February 19, 2025, Charlottesville VA: Contraline has published peer-reviewed data in the journal, Contraception, detailing the development of ADAM™, a novel injectable two-component hydrogel designed to offer a safe, long-lasting, and non-permanent solution for male contraception.

The study highlights preclinical findings that showcase the hydrogel’s biocompatibility and tunable mechanical properties, setting it apart from existing vas-occlusive technologies.

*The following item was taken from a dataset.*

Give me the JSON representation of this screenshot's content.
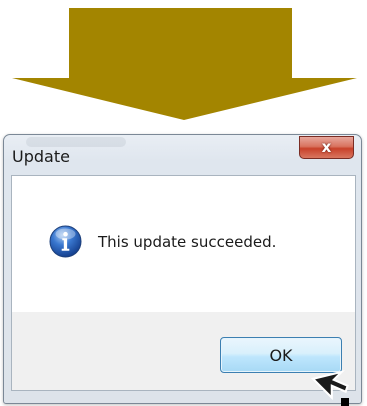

Key findings from the study include:

• The hydrogel's selective permeability with a pore size range of 10-20 nm, which effectively prevents sperm passage while allowing fluid and small molecules to diffuse.
• Its mechanical properties, which enable easy injection into the vas deferens with minimal force, forming a stable, viscoelastic material within 30 seconds that withstands ejaculatory pressures.
• The hydrogel was shown to be non-cytotoxic, non-irritating, non-sensitizing, and non-genotoxic, emphasizing its safety profile.
• A two-year in vivo study in a canine model revealed minimal tissue response following implantation, with no adverse effects, further supporting the hydrogel’s long-term safety and functionality.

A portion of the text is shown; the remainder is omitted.